Kommandant HBI Blutsch spricht von Knappe als dem Mann der Tat und des praktischen Zugreifens, von dem begeisterten Feuerwehrmann, der seit seinem Feuerwehreintritt keinen Bezirks- und Landesfeuerwehrleistungsbewerb ausgelassen hat. Er nimmt von einem Freund und Kameraden mit dem letzten „Gut Wehr“ Abschied, spricht vom letzten Einsatz, zu dem Knappe heute erschienen sei.

„Als ich gestern abend junge Feuerwehrmänner vereidigt habe, habe ich an unseren Kameraden Blutsch gedacht“, sagt Präsident Kast. „Es ist eine furchtbare Verantwortung für einen Kommandanten, junge Leute in die Feuerwehr aufzunehmen. Für Deine Treue können wir Dir nur unsere Treue geben.“ Kast erinnert an das Feuerwehrgelöbnis „...mein Leben einzusetzen ...“, und plötzlich gar nicht offiziell, sondern ganz menschlich, ganz privat, ganz getroffen: „Leb wohl!“ Die versteinerten Männergesichter unter den Feuerwehrhelmen, die zusammengebissenen Zähne – alles nur Schutz, damit nicht nach außen dringt, was da innen so unausdrückbar vor sich geht.

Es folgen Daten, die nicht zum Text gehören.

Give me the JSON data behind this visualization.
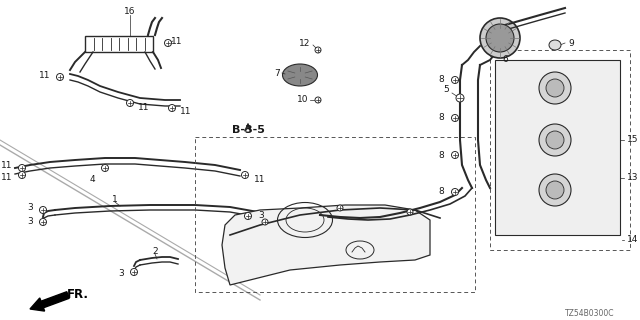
{
  "bg_color": "#ffffff",
  "line_color": "#2a2a2a",
  "diagram_code": "TZ54B0300C",
  "figsize": [
    6.4,
    3.2
  ],
  "dpi": 100
}
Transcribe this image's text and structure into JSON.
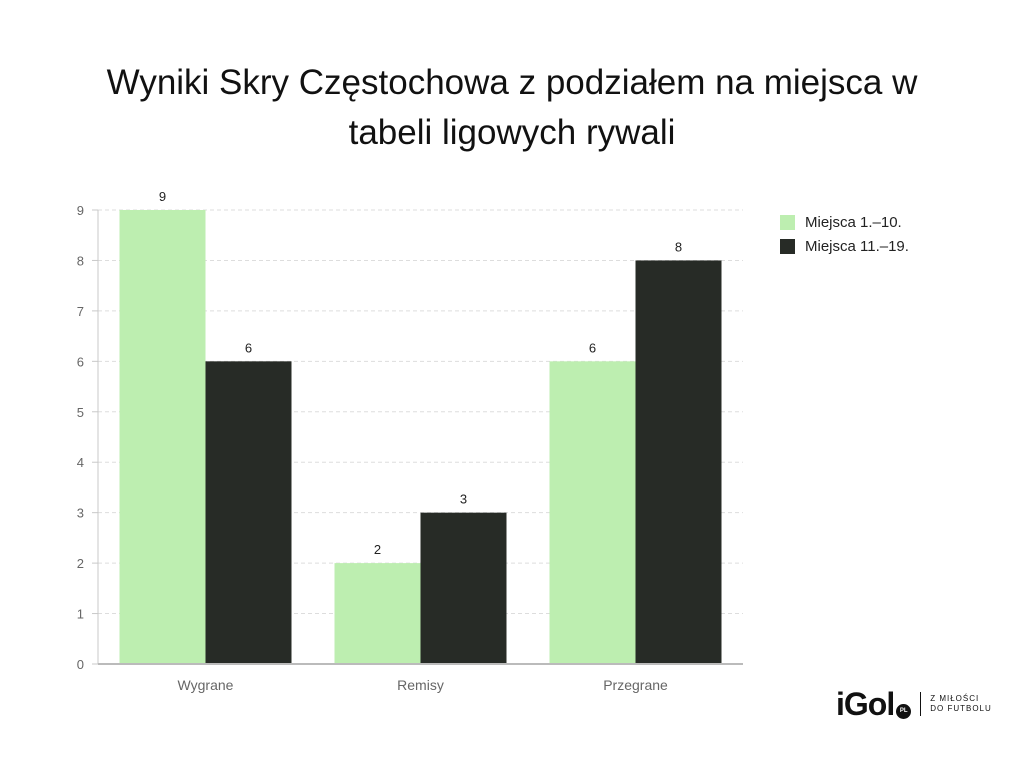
{
  "title_lines": [
    "Wyniki Skry Częstochowa z podziałem na miejsca w",
    "tabeli ligowych rywali"
  ],
  "chart_data": {
    "type": "bar",
    "categories": [
      "Wygrane",
      "Remisy",
      "Przegrane"
    ],
    "series": [
      {
        "name": "Miejsca 1.–10.",
        "values": [
          9,
          2,
          6
        ],
        "color": "#bdeeb0"
      },
      {
        "name": "Miejsca 11.–19.",
        "values": [
          6,
          3,
          8
        ],
        "color": "#272b26"
      }
    ],
    "ylim": [
      0,
      9
    ],
    "yticks": [
      "0",
      "1",
      "2",
      "3",
      "4",
      "5",
      "6",
      "7",
      "8",
      "9"
    ],
    "grid": true,
    "legend_position": "top-right",
    "data_labels": true
  },
  "logo": {
    "word": "iGol",
    "badge": "PL",
    "tagline": [
      "Z MIŁOŚCI",
      "DO FUTBOLU"
    ]
  }
}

„Es ist nicht köstlich, so früh danken zu müssen“, verabschiedet sein Chef den Kameraden (Knappe war bei der NÖ Gebietskrankenkasse angestellt). Die erste Einsegnung durch drei Feuerwehrkuraten, dann treten die Marschblöcke langsam in den klirrend-kalten Tag, eine lange, nicht endenwollende Formation, auf zwei Kommandofahrzeugen die vielen Kränze aufgepackt, die Eltern des Unverheirateten.

In der Kirche die Totenmesse. Feuerwehrkurat Kreuzer spricht – man könnte eine Stecknadel fallen hören: „Feuerwehr – das ist eine innere Haltung. Für Orden und die Ehre tut man das nicht. Wir wollen das, was Du getan hast, weitertragen, dann hat Dein Tod einen Sinn gehabt. Gott, gib ihm das, was wir ihm nicht geben können: das Leben.“

Während der Sarg in die hartgefrorene Erde gesenkt wird, gehen Hunderte Feuerwehrmänner die Friedhofsmauer entlang und bilden einen riesigen Kreis um Knappe.